Miedo
Kristin, una amiga noruega, siente miedo al agua. Ella no tiene idea de donde viene pero la sola idea de pensar de ir al océano la llena de terror, lo que realmente es muy poco noruego. Nathan, otro amigo, tiene don de músico pero nunca toca ya que se paraliza en un estado de terror. Andreas, un ingeniero suizo quien ha venido a varios de nuestros talleres, tiene un puesto de mucha responsabilidad en el gobierno de su ciudad, pero está aterrado de no estar de acuerdo o confrontar a nadie en la menor forma.
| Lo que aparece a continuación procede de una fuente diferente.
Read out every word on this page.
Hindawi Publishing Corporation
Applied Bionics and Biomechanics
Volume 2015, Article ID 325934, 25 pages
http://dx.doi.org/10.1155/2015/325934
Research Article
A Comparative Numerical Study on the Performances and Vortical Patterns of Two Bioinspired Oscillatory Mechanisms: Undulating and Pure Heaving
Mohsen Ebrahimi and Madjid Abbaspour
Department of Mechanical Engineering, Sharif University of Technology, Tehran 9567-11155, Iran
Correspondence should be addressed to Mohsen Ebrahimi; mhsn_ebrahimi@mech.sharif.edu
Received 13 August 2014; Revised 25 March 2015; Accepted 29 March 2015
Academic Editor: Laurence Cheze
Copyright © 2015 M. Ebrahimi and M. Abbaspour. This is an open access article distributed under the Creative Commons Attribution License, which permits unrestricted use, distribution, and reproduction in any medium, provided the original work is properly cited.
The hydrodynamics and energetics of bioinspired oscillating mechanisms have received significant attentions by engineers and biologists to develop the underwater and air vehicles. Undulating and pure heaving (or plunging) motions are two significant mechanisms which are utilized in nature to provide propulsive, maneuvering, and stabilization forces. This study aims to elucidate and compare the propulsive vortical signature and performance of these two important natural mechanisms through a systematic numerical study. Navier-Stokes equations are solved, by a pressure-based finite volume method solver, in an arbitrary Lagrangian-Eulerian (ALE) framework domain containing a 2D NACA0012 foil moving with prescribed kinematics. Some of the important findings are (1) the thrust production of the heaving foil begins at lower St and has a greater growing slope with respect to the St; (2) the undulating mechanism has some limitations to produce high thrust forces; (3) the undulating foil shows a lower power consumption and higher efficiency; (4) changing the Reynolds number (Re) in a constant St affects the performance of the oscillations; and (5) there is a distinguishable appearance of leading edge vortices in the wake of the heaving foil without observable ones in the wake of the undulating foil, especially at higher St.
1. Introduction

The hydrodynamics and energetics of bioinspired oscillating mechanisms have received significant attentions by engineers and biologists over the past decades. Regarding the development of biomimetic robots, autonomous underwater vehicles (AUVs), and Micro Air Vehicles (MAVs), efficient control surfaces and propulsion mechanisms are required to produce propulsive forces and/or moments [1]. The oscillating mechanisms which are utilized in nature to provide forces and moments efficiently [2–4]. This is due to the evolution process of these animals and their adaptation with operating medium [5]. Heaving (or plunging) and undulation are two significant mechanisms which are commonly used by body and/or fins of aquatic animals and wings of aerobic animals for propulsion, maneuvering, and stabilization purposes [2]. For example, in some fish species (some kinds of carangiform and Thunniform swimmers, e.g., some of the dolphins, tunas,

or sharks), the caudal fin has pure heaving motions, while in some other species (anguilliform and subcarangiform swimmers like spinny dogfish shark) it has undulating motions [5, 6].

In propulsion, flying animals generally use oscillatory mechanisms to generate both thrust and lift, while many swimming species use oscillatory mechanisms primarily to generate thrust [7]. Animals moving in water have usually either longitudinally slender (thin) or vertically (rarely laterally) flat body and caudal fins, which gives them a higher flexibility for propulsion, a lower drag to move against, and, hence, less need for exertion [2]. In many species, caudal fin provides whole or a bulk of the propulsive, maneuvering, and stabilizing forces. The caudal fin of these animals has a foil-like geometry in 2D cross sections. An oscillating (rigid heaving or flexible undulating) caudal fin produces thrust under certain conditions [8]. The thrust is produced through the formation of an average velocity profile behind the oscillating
Muchos de nosotros tenemos estos inexplicables e irracionales miedos. Yo tengo un sueño recurrente en que estoy a punto de tener un examen pero no estoy preparado y otro en el cual estoy solo y buscando desesperadamente a Amana pero no soy capaz de encontrarla. Cuando éxploro profundamente mi interior encuentro mucho miedo. Lo puedo atribuir a diferentes motivos pero básicamente es porque es un sentimiento interno que puede ser tomado como pequeñas e insignificantes cosas. Y parece como si la asustada parte del más viejo y quizás más sensitivo hombre en el que me he convertido, sintiera con mayor intensidad. Sospecho que siempre estuvo ahí pero la cubrí tan efectivamente que no podía sentirlo o reconocerlo tan claramente con anterioridad.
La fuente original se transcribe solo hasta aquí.